ESGITECH, École Supérieure de Génie Informatique et de Technologie en Tunisie, affirme son cap : inscrire la formation supérieure dans une dynamique résolument internationale afin de mieux répondre aux besoins du marché du travail dans les technologies numériques. Agréée par le Ministère de l’Enseignement supérieur et de la Recherche scientifique tunisien, l’institution développe une offre académique structurée autour de sept filières et s’appuie sur des accords de coopération avec des établissements français pour permettre des doubles diplômes.
Un catalogue de formations orienté vers les métiers du numérique
L’école propose sept parcours dits « d’avenir », couvrant des domaines considérés comme prioritaires pour la transformation numérique :
- Génie logiciel & systèmes d’information
- Intelligence artificielle & data science
- Réseaux, cloud & cybersécurité
- Business Intelligence (BI)
- Systèmes embarqués & Internet des objets (IoT)
- … (parcours complémentaires précisés par l’établissement)
Ces parcours combinent enseignements académiques et certifications professionnelles intégrées au cursus, sans coût supplémentaire pour l’étudiant, selon la communication d’ESGITECH. Parmi les certifications citées figurent Cisco, IBM et la certification internationale UX‑PM™, reconnues dans le secteur.
Des passerelles franco‑tunisoises pour la mobilité et la reconnaissance
Au cœur du modèle pédagogique de l’école : des alliances avec des établissements français qui ouvrent des possibilités de double diplôme et de poursuites d’études en France. Le partenariat cité avec ESTIAM France permet, d’après l’école, à tous les étudiants d’obtenir à l’issue de leur parcours à la fois un diplôme tunisien et un diplôme français. Des avantages financiers sont mentionnés par ESGITECH : une réduction de 25 % pour certaines poursuites d’études en France via ce partenaire, et un avantage partenaire de 15 % auprès de l’ECE Paris pour des spécialisations en IA, FinTech, transformation digitale et cybersécurité.
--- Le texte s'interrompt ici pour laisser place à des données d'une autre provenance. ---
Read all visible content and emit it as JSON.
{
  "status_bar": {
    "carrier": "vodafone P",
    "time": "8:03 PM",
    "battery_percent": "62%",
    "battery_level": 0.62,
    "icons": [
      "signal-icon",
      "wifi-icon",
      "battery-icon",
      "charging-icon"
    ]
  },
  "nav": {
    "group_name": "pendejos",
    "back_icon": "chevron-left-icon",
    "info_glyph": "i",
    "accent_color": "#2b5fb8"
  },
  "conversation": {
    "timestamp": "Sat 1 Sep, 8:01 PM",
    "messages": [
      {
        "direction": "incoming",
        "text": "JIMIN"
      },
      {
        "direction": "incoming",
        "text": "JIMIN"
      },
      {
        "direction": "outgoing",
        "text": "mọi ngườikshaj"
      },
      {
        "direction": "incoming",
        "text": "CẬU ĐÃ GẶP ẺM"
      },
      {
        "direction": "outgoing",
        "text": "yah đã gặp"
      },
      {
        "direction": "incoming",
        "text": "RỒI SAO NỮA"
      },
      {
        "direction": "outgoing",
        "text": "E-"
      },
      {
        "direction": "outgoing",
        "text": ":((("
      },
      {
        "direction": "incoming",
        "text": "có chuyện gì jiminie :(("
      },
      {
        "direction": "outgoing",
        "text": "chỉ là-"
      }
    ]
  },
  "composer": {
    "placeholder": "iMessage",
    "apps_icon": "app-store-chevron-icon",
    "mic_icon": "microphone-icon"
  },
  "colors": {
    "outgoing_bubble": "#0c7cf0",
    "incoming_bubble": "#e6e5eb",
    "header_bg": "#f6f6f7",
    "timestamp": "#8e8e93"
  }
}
| Partenaire | Domaines / avantages |
|---|---|
| ESTIAM France | Double diplôme tunisien/français ; réductions jusqu’à 25 % pour certaines poursuites |
| ECE Paris | Spécialisations IA, FinTech, transformation digitale, cybersécurité ; avantage partenaire 15 % |
| aivancity & Université Gustave Eiffel | Coopérations centrées sur la data, l’éthique de l’IA et des parcours de mobilité académique |
Insertion professionnelle et adéquation aux besoins du marché
ESGITECH met en avant la combinaison entre formation académique et certifications professionnelles comme levier d’employabilité. L’établissement affirme un « bilan d’insertion » positif, résultat, selon lui, de l’articulation entre enseignement, certifications internationales et liens étroits avec le monde de l’entreprise. Ces éléments s’inscrivent dans une tendance plus large : la montée en puissance des cursus professionnalisants et la quête, par les établissements, d’un ancrage international pour attirer des étudiants et faciliter leur mobilité.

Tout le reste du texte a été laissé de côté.